France's ailing nuclear fleet has come under scrutiny, with a wave of repairs at power stations forcing a record number of reactors offline and sending nuclear power production to a 30-year low, worsening Europe's energy crisis.
"We are in a phase where it is industrialisation and standardisation which is the key to control the impact (of corrosion)," Regis Clement, deputy director of nuclear production at EDF, told a news conference.
The teams "engaged in a repair must follow a process that is reproduced from reactor to reactor. This will make this more efficient and gradually reduce the duration of construction sites", he said, adding that EDF now hoped to move on from a semester of crisis management of the repairs with what he described as a strategy on handling corrosions.
EDF had to lower its 2022 nuclear output forecast yet again last week to 275-285 terawatt-hours (TWh) extension of four reactor outages for repairs linked to corrosion problems.
It said on Thursday that the strikes accounted for 4 TWh in lost production.

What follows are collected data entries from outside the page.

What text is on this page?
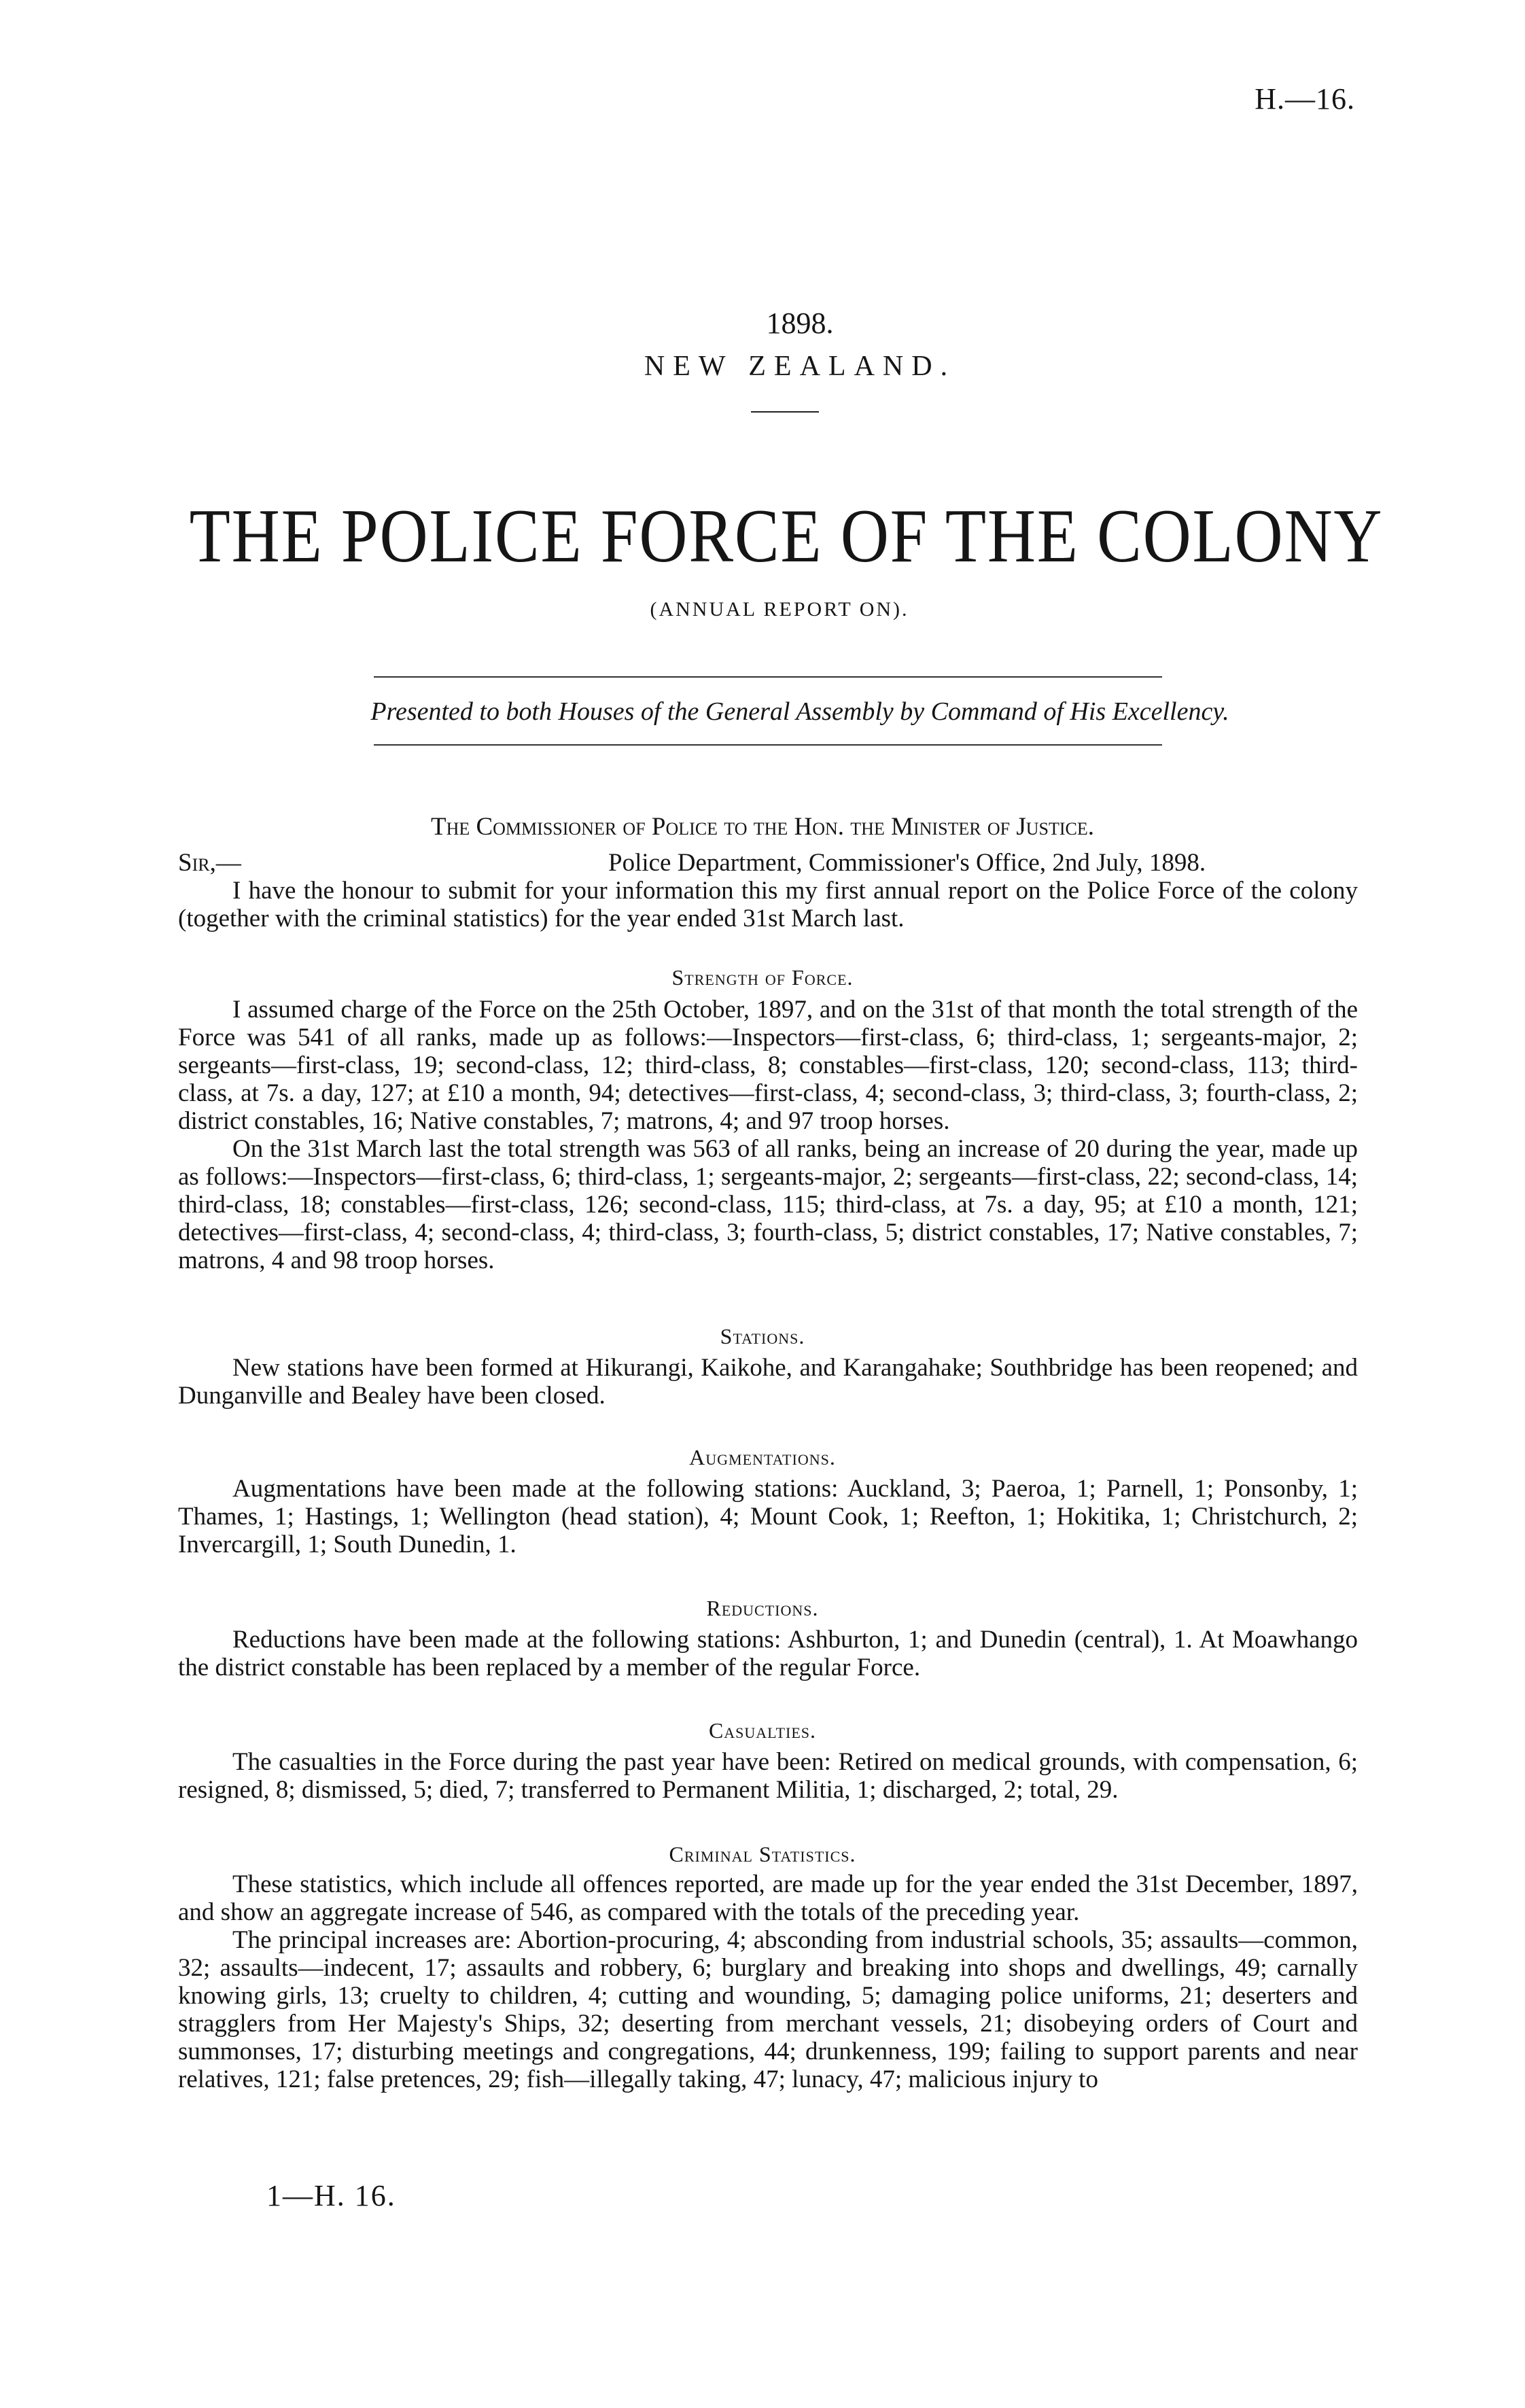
H.—16.
1898.
NEW ZEALAND.
THE POLICE FORCE OF THE COLONY
(ANNUAL REPORT ON).
Presented to both Houses of the General Assembly by Command of His Excellency.
The Commissioner of Police to the Hon. the Minister of Justice.
Sir,—	Police Department, Commissioner's Office, 2nd July, 1898.

I have the honour to submit for your information this my first annual report on the Police Force of the colony (together with the criminal statistics) for the year ended 31st March last.

Strength of Force.

I assumed charge of the Force on the 25th October, 1897, and on the 31st of that month the total strength of the Force was 541 of all ranks, made up as follows:—Inspectors—first-class, 6; third-class, 1; sergeants-major, 2; sergeants—first-class, 19; second-class, 12; third-class, 8; constables—first-class, 120; second-class, 113; third-class, at 7s. a day, 127; at £10 a month, 94; detectives—first-class, 4; second-class, 3; third-class, 3; fourth-class, 2; district constables, 16; Native constables, 7; matrons, 4; and 97 troop horses.

On the 31st March last the total strength was 563 of all ranks, being an increase of 20 during the year, made up as follows:—Inspectors—first-class, 6; third-class, 1; sergeants-major, 2; sergeants—first-class, 22; second-class, 14; third-class, 18; constables—first-class, 126; second-class, 115; third-class, at 7s. a day, 95; at £10 a month, 121; detectives—first-class, 4; second-class, 4; third-class, 3; fourth-class, 5; district constables, 17; Native constables, 7; matrons, 4 and 98 troop horses.

Stations.

New stations have been formed at Hikurangi, Kaikohe, and Karangahake; Southbridge has been reopened; and Dunganville and Bealey have been closed.

Augmentations.

Augmentations have been made at the following stations: Auckland, 3; Paeroa, 1; Parnell, 1; Ponsonby, 1; Thames, 1; Hastings, 1; Wellington (head station), 4; Mount Cook, 1; Reefton, 1; Hokitika, 1; Christchurch, 2; Invercargill, 1; South Dunedin, 1.

Reductions.

Reductions have been made at the following stations: Ashburton, 1; and Dunedin (central), 1. At Moawhango the district constable has been replaced by a member of the regular Force.

Casualties.

The casualties in the Force during the past year have been: Retired on medical grounds, with compensation, 6; resigned, 8; dismissed, 5; died, 7; transferred to Permanent Militia, 1; discharged, 2; total, 29.

Criminal Statistics.

These statistics, which include all offences reported, are made up for the year ended the 31st December, 1897, and show an aggregate increase of 546, as compared with the totals of the preceding year.

The principal increases are: Abortion-procuring, 4; absconding from industrial schools, 35; assaults—common, 32; assaults—indecent, 17; assaults and robbery, 6; burglary and breaking into shops and dwellings, 49; carnally knowing girls, 13; cruelty to children, 4; cutting and wounding, 5; damaging police uniforms, 21; deserters and stragglers from Her Majesty's Ships, 32; deserting from merchant vessels, 21; disobeying orders of Court and summonses, 17; disturbing meetings and congregations, 44; drunkenness, 199; failing to support parents and near relatives, 121; false pretences, 29; fish—illegally taking, 47; lunacy, 47; malicious injury to

1—H. 16.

Separately, Clement confirmed that a leak detected last week at EDF's Civaux nuclear plant in southwestern France was not due to welding but to problems with a system put in place to test the waterproofing of the primary circuit.
EDF on Monday said it had discovered a radioactive leak last week in the primary cooling circuit at its Civaux plant, but that there was no safety risk and no radioactivity was measured outside the plant.
The Civaux 1 1,500-megawatt reactor has been shut since August 2021 for scheduled 10-year maintenance.
Although Civaux is one of several reactors affected by corrosion problems, which have led EDF to cut its 2022 nuclear output forecast repeatedly, the French utility said the incident was not linked to that problem.
But work on the plant is already behind schedule and EDF now faced "a potential major further delay" because of this new problem, an industry source familiar with the situation told Reuters on Monday.